Retirement Guidelines, Pointers and Pitfalls

8a8 9449 x2 x1001 Retirement Guidelines, Pointers and Pitfalls

Jane Young, CFP, EA

 

Below are some general guidelines and rules of thumb for retirement planning.  While general guidelines can be useful, I recommend that you do the work to run retirement calculations with well thought out figures that represent your unique situation. These should be revisited on an annual basis to be sure you are on track.  Guidelines and rules of thumb can be misleading and may not fit every situation.

 

  • Always save between 10% and 15% of your annual income.  If you are starting late this needs to be much higher.

 

  • A rule of thumb is that you will spend 60-80% of your pre-retirement expenses in retirement.  However, I recommend doing the detailed work to determine what your unique situation may look like.

 

  • Over a long period of time inflation has averaged about 3%.  In retirement some of your expenses may not be subject to inflation such as your house payment.
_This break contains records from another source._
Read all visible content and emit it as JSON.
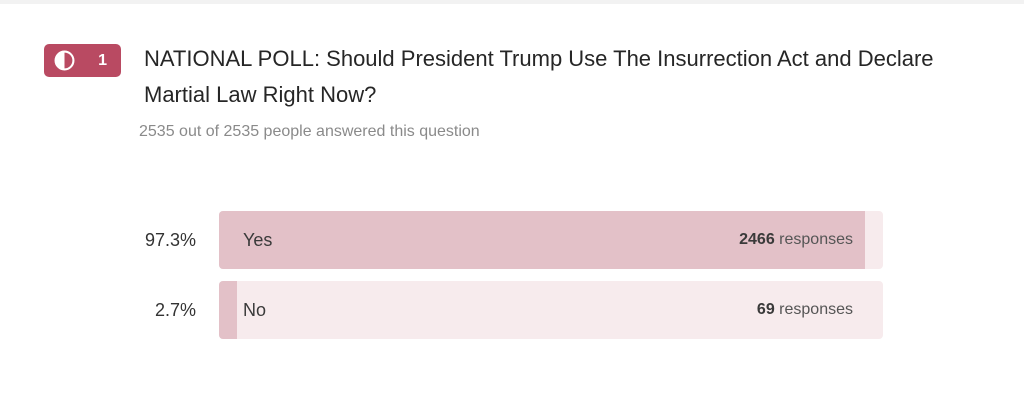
{
  "question": {
    "number": "1",
    "badge_icon": "half-circle-icon",
    "title": "NATIONAL POLL: Should President Trump Use The Insurrection Act and Declare Martial Law Right Now?",
    "answered_summary": "2535 out of 2535 people answered this question"
  },
  "colors": {
    "badge": "#b94a62",
    "bar_track": "#f7ebed",
    "bar_fill": "#e3c1c8"
  },
  "results": [
    {
      "percent_label": "97.3%",
      "percent": 97.3,
      "option": "Yes",
      "count": "2466",
      "count_suffix": "responses"
    },
    {
      "percent_label": "2.7%",
      "percent": 2.7,
      "option": "No",
      "count": "69",
      "count_suffix": "responses"
    }
  ]
}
Other expenses, such as healthcare, will be higher.  Health care is projected to increase at a rate of 7% annually.

 

  • You will probably spend more during your first few years of retirement and much less during your last years in retirement.  Due to compounding, money spent early in retirement has a more dramatic impact on reducing your nest egg than money spent later in life.  You may want to consider working a part time or seasonal job to help cover large travel expenses during the first few years of retirement.

 

  • One guideline to determine the size of retirement nest egg required is to assume you will need $15 – $20 in savings for every dollar of shortfall between your projected income from pensions and social security and your expenses.

 

  • A guideline on how much you can pull from your retirement savings without running out is 3-4% if you have a conservative portfolio and 4-5% if you have a moderate or more aggressive portfolio.  Most retirement guidelines assume 30 years in retirement.  I recommend running numbers that represent your specific situation to get a better understanding of what you can spend.

 

 

 

 

  • Avoid taking Social Security before your normal retirement age if you plan to work between 62 and your normal retirement age.  In 2011, Social Security will withhold $1 for every $2 earned above $14,160 between the time you are 62 and   your normal retirement age.  Additionally, working while taking Social Security may result in more income tax on your benefit.

 

  • If you are planning to retire before 65, be ready to pay a hefty bill for health insurance until Medicare kicks in at 65.

 

  • Avoid pulling money from your retirement funds to meet short term, pre-retirement living expenses. 

 

  • Don’t sacrifice your retirement to put your children through college.

 

  • Don’t automatically transfer your entire portfolio into CD’s or other extremely conservative investments upon retirement.  You may spend more than 30 years in retirement.  Some of your money should be invested in the stock market to stay ahead of inflation. 

 

  • You don’t need an “income” producing investment to cover your retirement distribution needs.  You can make systematic withdrawals from your portfolio to meet your living expenses.  However, you should maintain at least 5-10 years of expenses in fixed income investments.  This will prevent the need to sell equities when the stock market is down.  A significant portion of your annual return will come from capital appreciation on the stock portion of your portfolio.

 

  • Maintain a diversified portfolio and don’t keep too much in your company’s stock or in the stock of any one company.

 

  • Monitor your situation on an annual basis to stay on track.